Ukrainien de Kharkov, Viktor Sosietch, 36 ans, est venu tenter sa chance il y a treize ans. Il a trouvé à s’employer comme géologue pour un salaire de 650 euros mensuels. Il a fini par faire venir sa femme, Natalia, qui travaille dans une banque locale pour un salaire équivalent. Trois filles sont nées. Le ménage a commencé à vivre mieux lorsque Viktor, avec deux associés, a créé sa propre société de transport. Les bénéfices de l’entreprise assurent à la petite famille un revenu mensuel de 13 000 euros.

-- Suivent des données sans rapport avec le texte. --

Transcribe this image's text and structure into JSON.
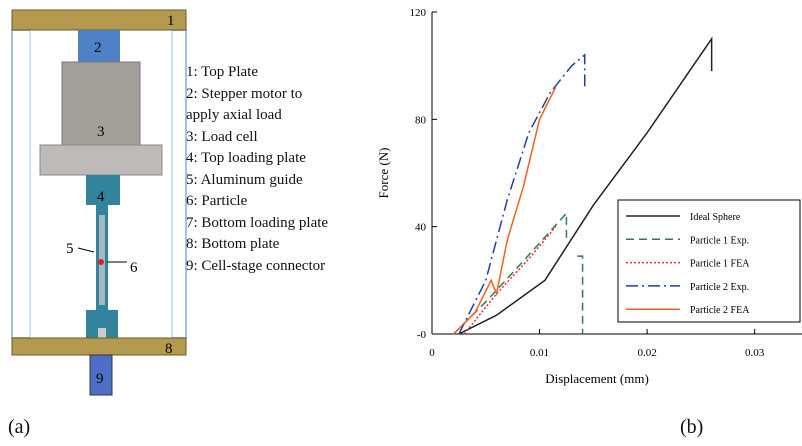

Elle a acheté un appartement, voyage à l’étranger « au moins deux fois par an ». Valera, 7 ans, aime par-dessus tout « aller à la mer Rouge ». Malgré le climat – neuf mois d’hiver et quatre semaines d’été infestées de moustiques -, ils n’envisagent pas de vivre ailleurs. Une piste de ski avec remonte- pentes va être installée au pied de leur immeuble, l’école des filles est toute proche et « la ville connaît un faible taux de criminalité ».

Arrivés il y a douze ans de Magnitogorsk, grosse ville industrielle de l’Oural, les époux Chatskikh, la cinquantaine, enseignants au « centre artistique pour les enfants doués du Nord », ne quitteraient la ville pour rien au monde. Leurs salaires sont trois fois plus élevés que dans la partie européenne de la Russie. Et puis « la vie culturelle est telle ici que nous n’avons plus rien à envier à Moscou ! C’est la fin du complexe d’infériorité de la province russe ! », s’exclame Vladimir Vassilievitch.

Selon l’opposant Iouri Chagout, « 41 % des logements en ville sont vétustes ». Il faudrait construire davantage de logements sociaux, mais l’heure est à la spéculation immobilière. En vingt ans, la population de la ville a doublé. Grâce aux encouragements matériels prodigués aux jeunes mères, le taux de natalité est plus élevé (17 pour 1 000) qu’à Moscou (9 pour 1 000).